Data di pubblicazione: 05.09.2006

Autore:

L'urgenza di sfasciare il Parco Ticino per l'Hub di Malpensa? Era tutto uno scherzo: ora c'è un nuovo Hub, in pieno Corridoio 5, nella pianura bresciana di Montichiari. Fra Lisbona e Kiev
Un'ala sul mare è solitaria. Ondeggia come pallido rottame. E le sue penne, senza più legame, sparse tremano ad ogni soffio d'aria. … Chi la raccoglierà? Chi con più forte lega saprà rigiugnere le penne sparse per ritentare il folle volo?[1]

Niente meglio delle parole, più “alate” che mai, del Vate per antonomasia, per introdurre questa dolente nota (un intero spartito, direi) di vicende padane. Niente di meglio: sia perché idealmente il poeta dall’alto del suo Vittoriale scruta l’immensa pianura dal Chiese al Mella; sia perché a Gabriele D’Annunzio è dedicato l’attuale aeroporto di Montichiari, una ventina di chilometri a sud di Brescia, nell’angolo fra la SS 236 Goitese e la trasversale di media pianura verso Orzinuovi-Crema-Pavia.
Una pista, qualche edificio di servizio, una strada che ci passa davanti, e a ovest oltre una larga striscia di campagna altre piste e altri edifici, stavolta verniciati a chiazze marrone-mimetico: l’aeroporto militare di Ghedi.
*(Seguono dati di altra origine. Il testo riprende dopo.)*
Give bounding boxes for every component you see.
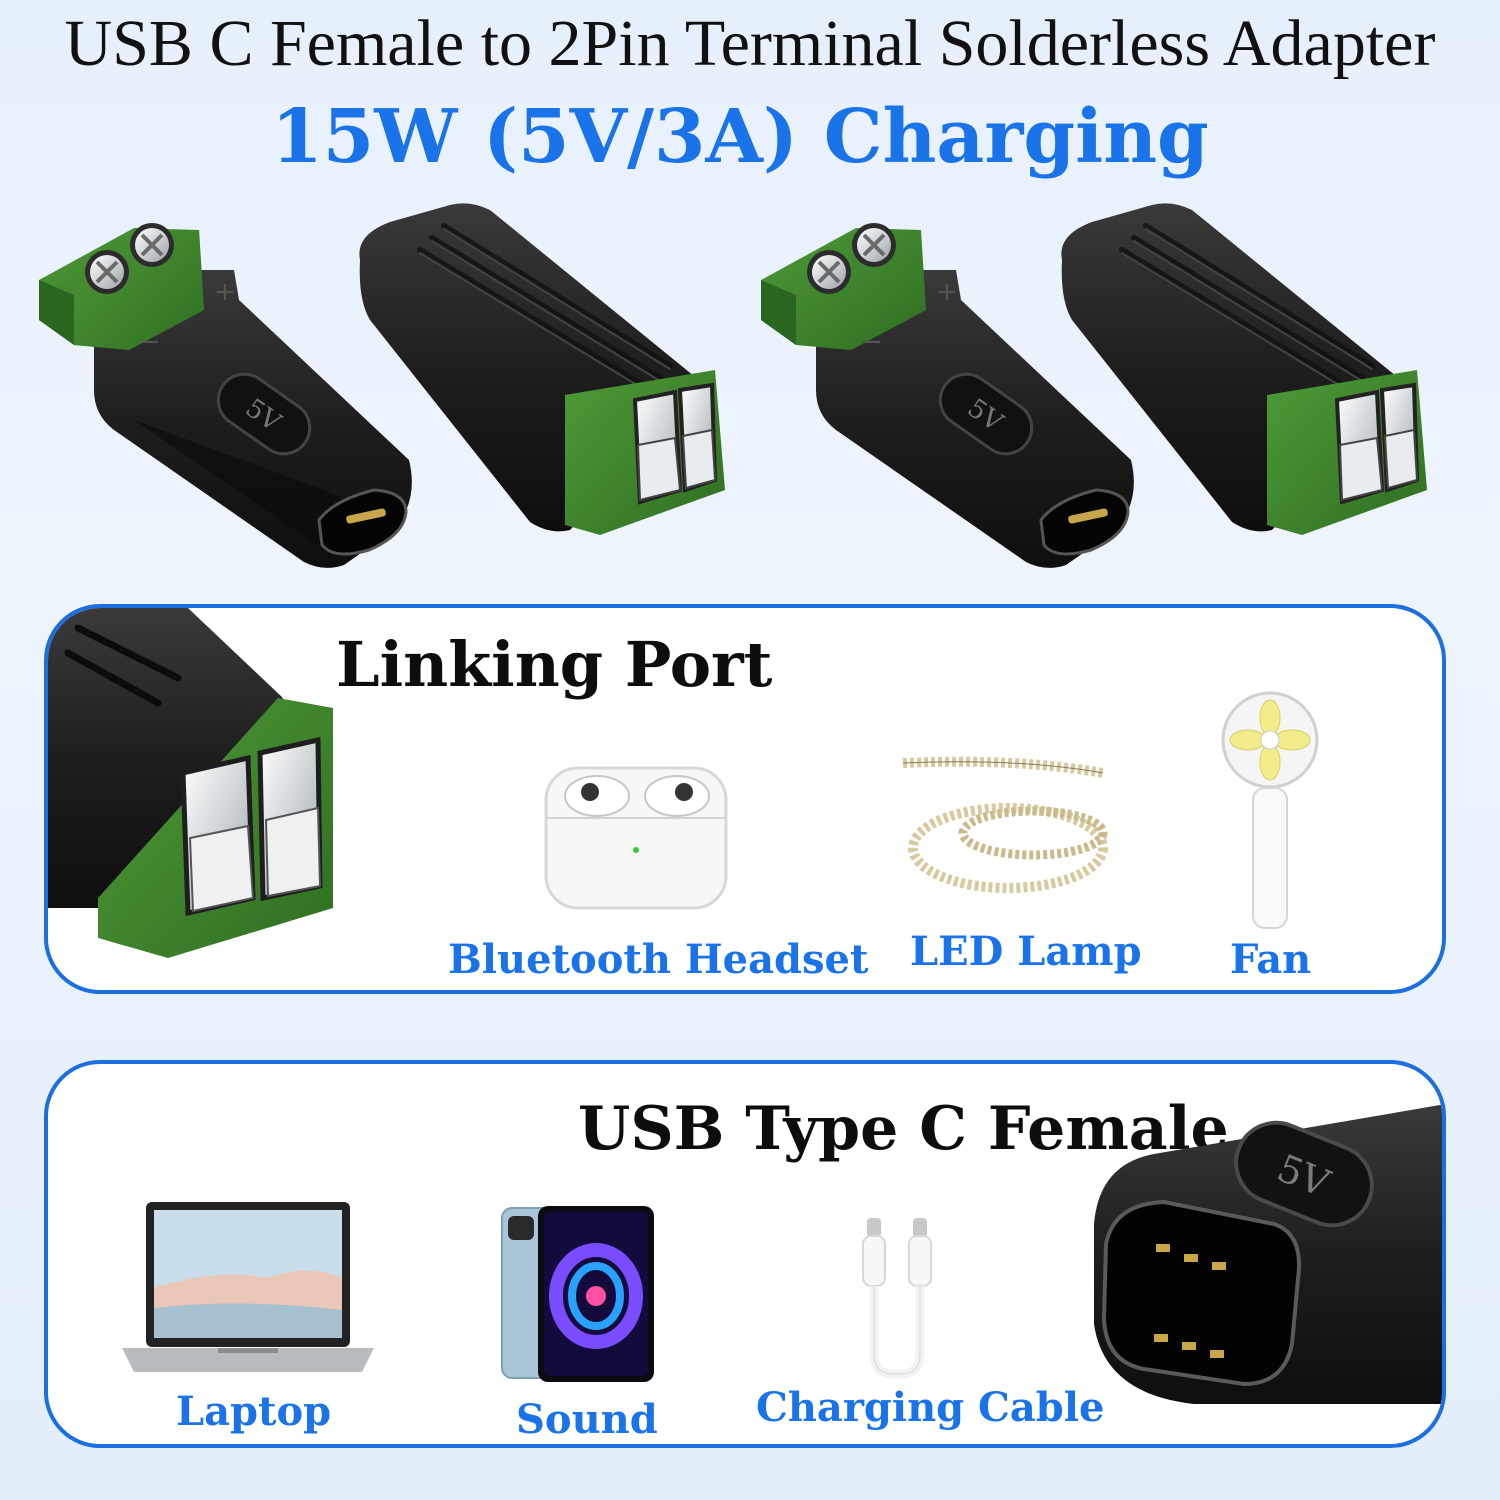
page-title: USB C Female to 2Pin Terminal Solderless… [64,7,1436,80]
handheld-fan-icon [1220,690,1320,935]
minus-mark: − [139,327,161,357]
usb-c-closeup-image: 5V [1084,1094,1442,1424]
usb-c-cable-icon [853,1214,953,1394]
earbuds-case-icon [542,758,732,918]
adapter-front-view-1: + − 5V [34,200,424,570]
linking-port-panel: Linking Port Bluetooth Headset LED Lamp [44,604,1446,994]
led-strip-icon [898,753,1112,903]
fan-label: Fan [1230,936,1312,983]
adapter-front-view-2: + − 5V [756,200,1146,570]
bluetooth-headset-label: Bluetooth Headset [448,936,869,983]
adapter-back-view-1 [350,200,730,540]
plus-mark: + [936,277,958,307]
laptop-label: Laptop [176,1388,332,1435]
adapter-back-view-2 [1052,200,1432,540]
terminal-closeup-image [48,608,338,990]
plus-mark: + [214,277,236,307]
tablet-icon [500,1204,656,1386]
linking-port-heading: Linking Port [336,628,773,701]
charging-cable-label: Charging Cable [756,1384,1105,1431]
page-subtitle: 15W (5V/3A) Charging [271,94,1209,180]
sound-label: Sound [516,1396,658,1443]
led-lamp-label: LED Lamp [910,928,1142,975]
usb-type-c-heading: USB Type C Female [578,1094,1229,1164]
laptop-icon [118,1198,378,1378]
usb-type-c-panel: USB Type C Female Laptop Sound [44,1060,1446,1448]
minus-mark: − [861,327,883,357]
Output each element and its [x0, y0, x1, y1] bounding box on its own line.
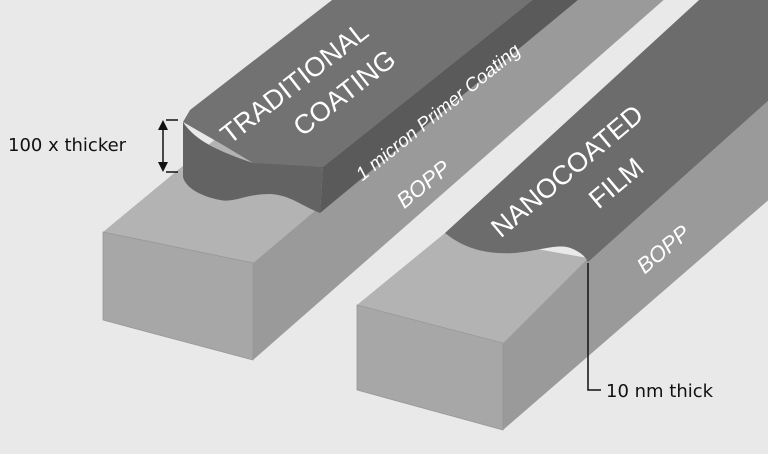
nanocoat-leader-line — [587, 263, 601, 391]
right-bopp-top-face — [357, 233, 588, 343]
thickness-arrow — [158, 119, 178, 173]
coating-side-face — [320, 0, 578, 213]
nanocoated-film-bar — [356, 0, 768, 431]
coating-front-face — [183, 122, 323, 213]
traditional-coating-bar — [102, 0, 664, 361]
thicker-callout: 100 x thicker — [8, 135, 127, 156]
right-bopp-side-face — [503, 100, 768, 430]
left-bopp-side-face — [253, 0, 664, 360]
left-bopp-front-face — [102, 231, 254, 361]
right-bopp-front-face — [356, 304, 504, 431]
thin-callout: 10 nm thick — [606, 381, 714, 402]
coating-top-face — [183, 0, 533, 167]
nanocoating-top-face — [445, 0, 768, 262]
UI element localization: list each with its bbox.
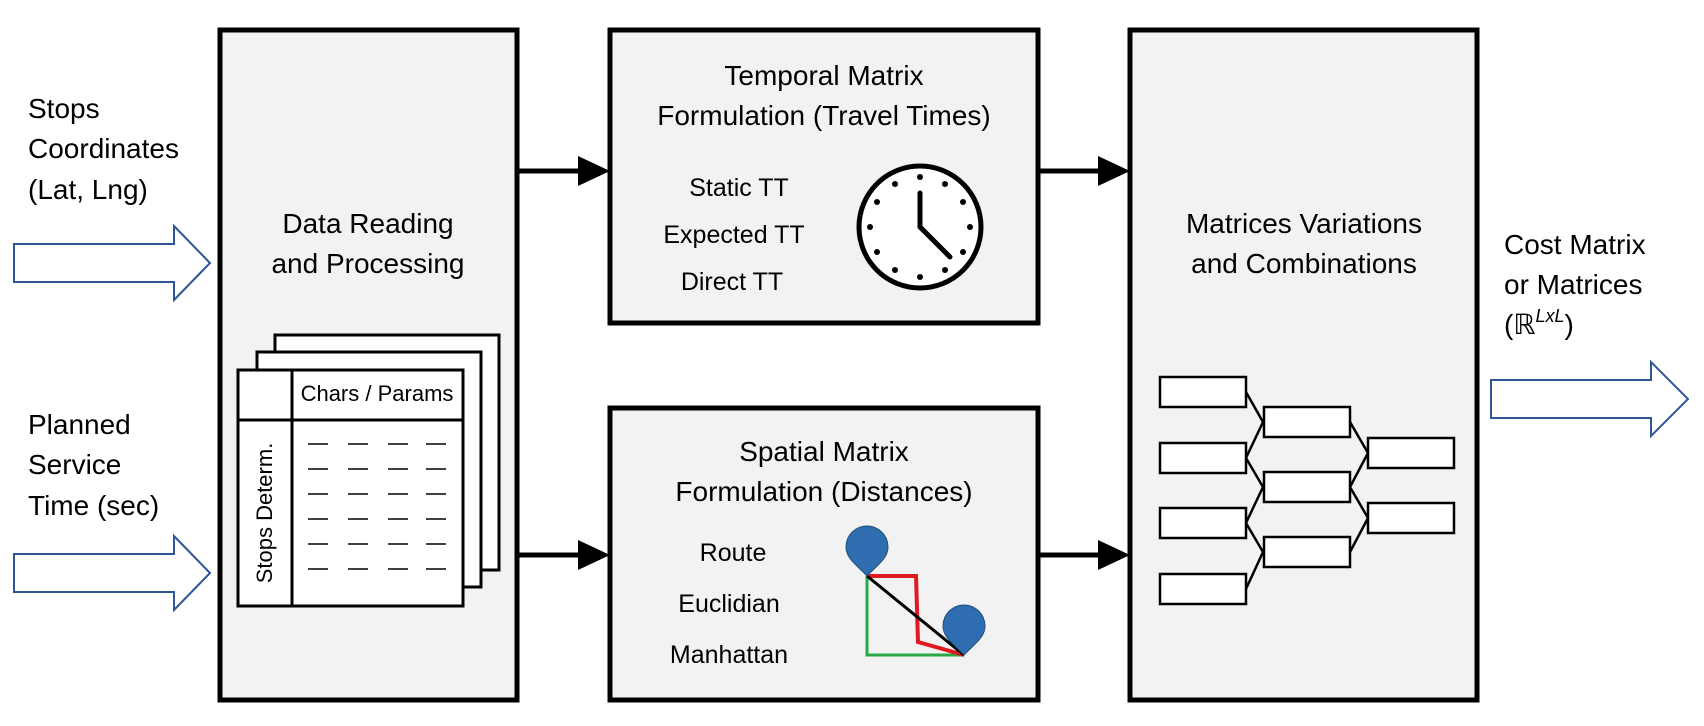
spatial-item-manhattan: Manhattan	[670, 641, 788, 669]
input-arrow-service-time	[13, 533, 212, 613]
spatial-box-title-line-1: Spatial Matrix	[739, 436, 909, 467]
arrow-spatial-to-variations	[1040, 540, 1130, 570]
euclidian-path	[866, 574, 965, 657]
clock-icon	[856, 163, 984, 291]
input-service-line-3: Time (sec)	[28, 490, 159, 521]
table-placeholder-dashes	[308, 443, 446, 570]
variations-box-title-line-1: Matrices Variations	[1186, 208, 1422, 239]
data-processing-box: Data Reading and Processing Chars / Para…	[217, 27, 520, 703]
temporal-item-static-tt: Static TT	[689, 174, 789, 202]
output-line-1: Cost Matrix	[1504, 229, 1646, 260]
combination-tree-icon	[1244, 391, 1370, 590]
input-stops-line-1: Stops	[28, 93, 100, 124]
input-planned-service-time: Planned Service Time (sec)	[13, 409, 212, 613]
output-line-2: or Matrices	[1504, 269, 1642, 300]
temporal-item-expected-tt: Expected TT	[663, 221, 804, 249]
temporal-matrix-box: Temporal Matrix Formulation (Travel Time…	[607, 27, 1041, 326]
arrow-data-to-spatial	[519, 540, 610, 570]
temporal-box-frame	[607, 27, 1041, 326]
input-arrow-coordinates	[13, 223, 212, 303]
spatial-box-title-line-2: Formulation (Distances)	[675, 476, 972, 507]
input-stops-line-3: (Lat, Lng)	[28, 174, 148, 205]
arrow-data-to-temporal	[519, 156, 610, 186]
table-header-label: Chars / Params	[301, 381, 454, 406]
manhattan-path	[865, 576, 964, 657]
output-cost-matrix: Cost Matrix or Matrices (ℝLxL)	[1490, 229, 1690, 439]
variations-box-title-line-2: and Combinations	[1191, 248, 1417, 279]
output-symbol: (ℝLxL)	[1504, 306, 1574, 340]
input-service-line-2: Service	[28, 449, 121, 480]
spatial-matrix-box: Spatial Matrix Formulation (Distances) R…	[607, 405, 1041, 703]
map-pin-icon	[845, 525, 889, 577]
map-pin-icon	[942, 604, 986, 656]
output-arrow	[1490, 359, 1690, 439]
temporal-box-title-line-2: Formulation (Travel Times)	[657, 100, 990, 131]
spatial-item-euclidian: Euclidian	[678, 590, 779, 618]
spatial-item-route: Route	[700, 539, 767, 567]
input-stops-line-2: Coordinates	[28, 133, 179, 164]
input-stops-coordinates: Stops Coordinates (Lat, Lng)	[13, 93, 212, 303]
variations-box: Matrices Variations and Combinations	[1127, 27, 1480, 703]
temporal-item-direct-tt: Direct TT	[681, 268, 783, 296]
data-box-title-line-1: Data Reading	[282, 208, 453, 239]
route-path	[867, 574, 965, 657]
distance-paths-icon	[845, 525, 986, 657]
table-row-header-label: Stops Determ.	[252, 443, 277, 584]
arrow-temporal-to-variations	[1040, 156, 1130, 186]
data-box-title-line-2: and Processing	[271, 248, 464, 279]
temporal-box-title-line-1: Temporal Matrix	[724, 60, 923, 91]
combination-boxes	[1158, 375, 1456, 606]
table-sheets-icon: Chars / Params Stops Determ.	[236, 333, 501, 608]
input-service-line-1: Planned	[28, 409, 131, 440]
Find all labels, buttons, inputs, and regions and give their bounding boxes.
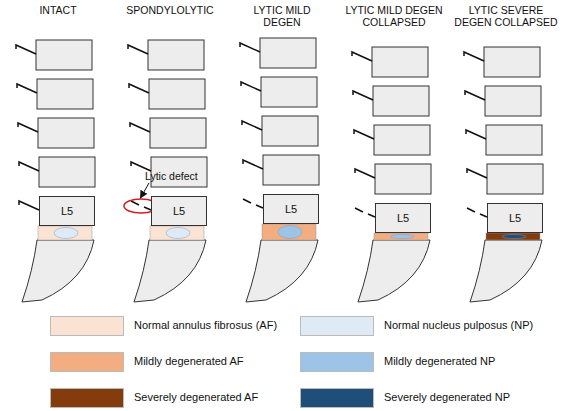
sacrum: [246, 240, 318, 302]
vertebra-label: L5: [285, 203, 297, 215]
vertebra-l5: L5: [487, 203, 543, 233]
callout-arrow: [141, 183, 149, 197]
posterior-element: [242, 121, 262, 130]
vertebra-label: L5: [509, 212, 521, 224]
vertebra: [261, 77, 317, 107]
vertebra: [39, 157, 95, 187]
vertebra: [486, 125, 542, 155]
nucleus-pulposus: [278, 226, 302, 239]
posterior-element: [240, 43, 260, 52]
vertebra: [260, 38, 316, 68]
posterior-element: [241, 82, 261, 91]
panel-title: INTACT: [13, 4, 103, 16]
nucleus-pulposus: [390, 235, 414, 239]
annulus-fibrosus: [150, 226, 204, 240]
sacrum: [22, 240, 94, 302]
panel-title: LYTIC SEVERE DEGEN COLLAPSED: [451, 4, 561, 28]
posterior-element: [18, 123, 38, 132]
legend-swatch: [300, 388, 374, 408]
nucleus-pulposus: [166, 228, 190, 239]
posterior-element: [352, 52, 372, 61]
posterior-element: [465, 91, 485, 100]
posterior-element: [355, 169, 375, 178]
posterior-element: [19, 201, 39, 210]
lytic-posterior-element: [355, 208, 375, 217]
legend-text: Normal annulus fibrosus (AF): [134, 319, 277, 332]
vertebra: [150, 118, 206, 148]
annulus-fibrosus: [374, 233, 428, 240]
vertebra: [372, 47, 428, 77]
sacrum: [134, 240, 206, 302]
posterior-element: [466, 130, 486, 139]
vertebra-l5: L5: [375, 203, 431, 233]
posterior-element: [464, 52, 484, 61]
vertebra-label: L5: [61, 205, 73, 217]
posterior-element: [128, 45, 148, 54]
vertebra: [373, 86, 429, 116]
legend-swatch: [300, 316, 374, 336]
legend-swatch: [50, 316, 124, 336]
vertebra-l5: L5: [151, 196, 207, 226]
nucleus-pulposus: [54, 228, 78, 239]
legend-swatch: [50, 352, 124, 372]
annulus-fibrosus: [486, 233, 540, 240]
posterior-element: [467, 169, 487, 178]
nucleus-pulposus: [502, 235, 526, 239]
lytic-posterior-element: [243, 199, 263, 208]
annulus-fibrosus: [262, 224, 316, 240]
vertebra: [484, 47, 540, 77]
legend-text: Mildly degenerated AF: [134, 355, 243, 368]
posterior-element: [17, 84, 37, 93]
posterior-element: [129, 84, 149, 93]
legend-swatch: [300, 352, 374, 372]
legend-text: Severely degenerated NP: [384, 391, 510, 404]
lytic-posterior-element: [131, 201, 151, 210]
panel-title: LYTIC MILD DEGEN COLLAPSED: [339, 4, 449, 28]
callout-label: Lytic defect: [145, 170, 198, 182]
vertebra-label: L5: [397, 212, 409, 224]
legend-text: Mildly degenerated NP: [384, 355, 495, 368]
posterior-element: [353, 91, 373, 100]
vertebra: [149, 79, 205, 109]
legend-swatch: [50, 388, 124, 408]
posterior-element: [19, 162, 39, 171]
legend-text: Normal nucleus pulposus (NP): [384, 319, 533, 332]
posterior-element: [354, 130, 374, 139]
annulus-fibrosus: [38, 226, 92, 240]
vertebra: [262, 116, 318, 146]
vertebra: [38, 118, 94, 148]
legend-text: Severely degenerated AF: [134, 391, 258, 404]
vertebra: [263, 155, 319, 185]
sacrum: [358, 240, 430, 302]
vertebra-l5: L5: [39, 196, 95, 226]
posterior-element: [131, 162, 151, 171]
panel-title: SPONDYLOLYTIC: [120, 4, 220, 16]
lytic-posterior-element: [467, 208, 487, 217]
vertebra-label: L5: [173, 205, 185, 217]
posterior-element: [243, 160, 263, 169]
vertebra-l5: L5: [263, 194, 319, 224]
vertebra: [36, 40, 92, 70]
vertebra: [487, 164, 543, 194]
panel-title: LYTIC MILD DEGEN: [242, 4, 322, 28]
posterior-element: [16, 45, 36, 54]
vertebra: [148, 40, 204, 70]
vertebra: [374, 125, 430, 155]
sacrum: [470, 240, 542, 302]
vertebra: [485, 86, 541, 116]
vertebra: [37, 79, 93, 109]
posterior-element: [130, 123, 150, 132]
vertebra: [375, 164, 431, 194]
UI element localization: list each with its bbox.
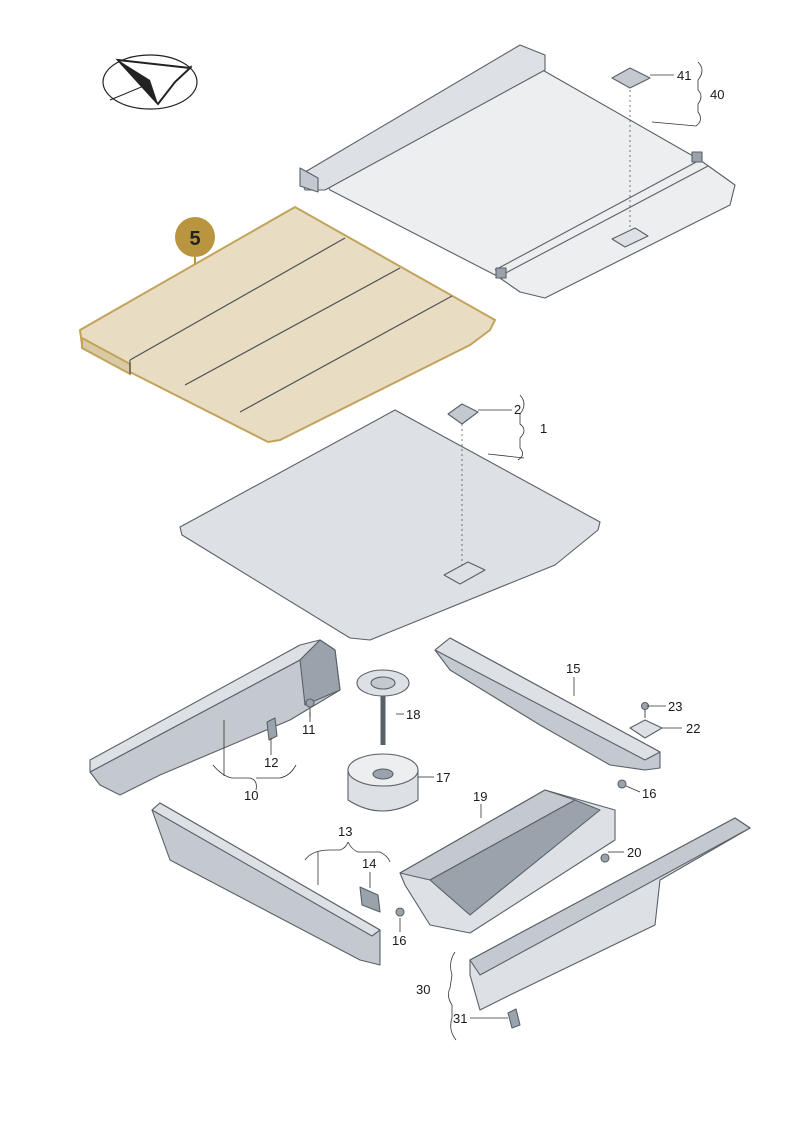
clip-part-12[interactable] <box>266 717 278 741</box>
callout-2: 2 <box>514 402 521 417</box>
callout-12: 12 <box>264 755 278 770</box>
right-trim-bracket-part-15[interactable] <box>434 637 661 771</box>
callout-1: 1 <box>540 421 547 436</box>
storage-box-part-19[interactable] <box>399 789 616 934</box>
bracket-part-22[interactable] <box>629 719 663 739</box>
callout-labels: 41 40 2 1 15 23 22 16 18 17 11 12 10 19 … <box>244 68 724 1026</box>
callout-30: 30 <box>416 982 430 997</box>
callout-13: 13 <box>338 824 352 839</box>
callout-31: 31 <box>453 1011 467 1026</box>
callout-16-left: 16 <box>392 933 406 948</box>
screw-part-20[interactable] <box>600 853 610 863</box>
callout-23: 23 <box>668 699 682 714</box>
callout-22: 22 <box>686 721 700 736</box>
clip-part-16-left[interactable] <box>395 907 405 917</box>
callout-20: 20 <box>627 845 641 860</box>
bracket-part-14[interactable] <box>359 886 381 913</box>
orientation-arrow-icon <box>102 54 198 110</box>
lower-left-panel-part-13[interactable] <box>151 802 381 966</box>
highlight-callout-badge[interactable]: 5 <box>175 217 215 264</box>
callout-41: 41 <box>677 68 691 83</box>
left-trim-bracket-part-10[interactable] <box>89 639 341 796</box>
floor-covering-part-1[interactable] <box>179 403 601 641</box>
callout-15: 15 <box>566 661 580 676</box>
callout-5-label: 5 <box>189 228 200 250</box>
sill-panel-part-30[interactable] <box>469 817 751 1011</box>
callout-14: 14 <box>362 856 376 871</box>
nut-part-18[interactable] <box>356 669 410 745</box>
clip-part-16-right[interactable] <box>617 779 627 789</box>
screw-part-23[interactable] <box>640 701 650 719</box>
callout-11: 11 <box>302 722 316 737</box>
callout-17: 17 <box>436 770 450 785</box>
callout-18: 18 <box>406 707 420 722</box>
callout-10: 10 <box>244 788 258 803</box>
floor-panel-part-5[interactable] <box>78 205 497 444</box>
callout-40: 40 <box>710 87 724 102</box>
callout-19: 19 <box>473 789 487 804</box>
leader-lines <box>212 61 703 1041</box>
holder-part-17[interactable] <box>347 753 419 812</box>
clip-part-31[interactable] <box>507 1008 521 1029</box>
luggage-cover-part-40[interactable] <box>299 44 736 299</box>
callout-16-right: 16 <box>642 786 656 801</box>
Spazi che sono saliti agli altari della cronaca solo occasionalmente, ad esempio quando un altro più moderno esperto in parole alate, il sublime romanziere Aldo Busi, si è speso a favore dell’uso civile (prima del 2000 era militare) e modernizzazione dello scalo di Montichiari. Ma come ben sa chiunque si occupa di territorio, la calma più appare piatta più è foriera di rapidi sommovimenti. O, per usare le parole del Vate, di chi vuole “ con più forte lega … rigiugnere le penne sparse per ritentare il folle volo”. E figuriamoci quanto è salda la lega, quando ha pure la “L” maiuscola!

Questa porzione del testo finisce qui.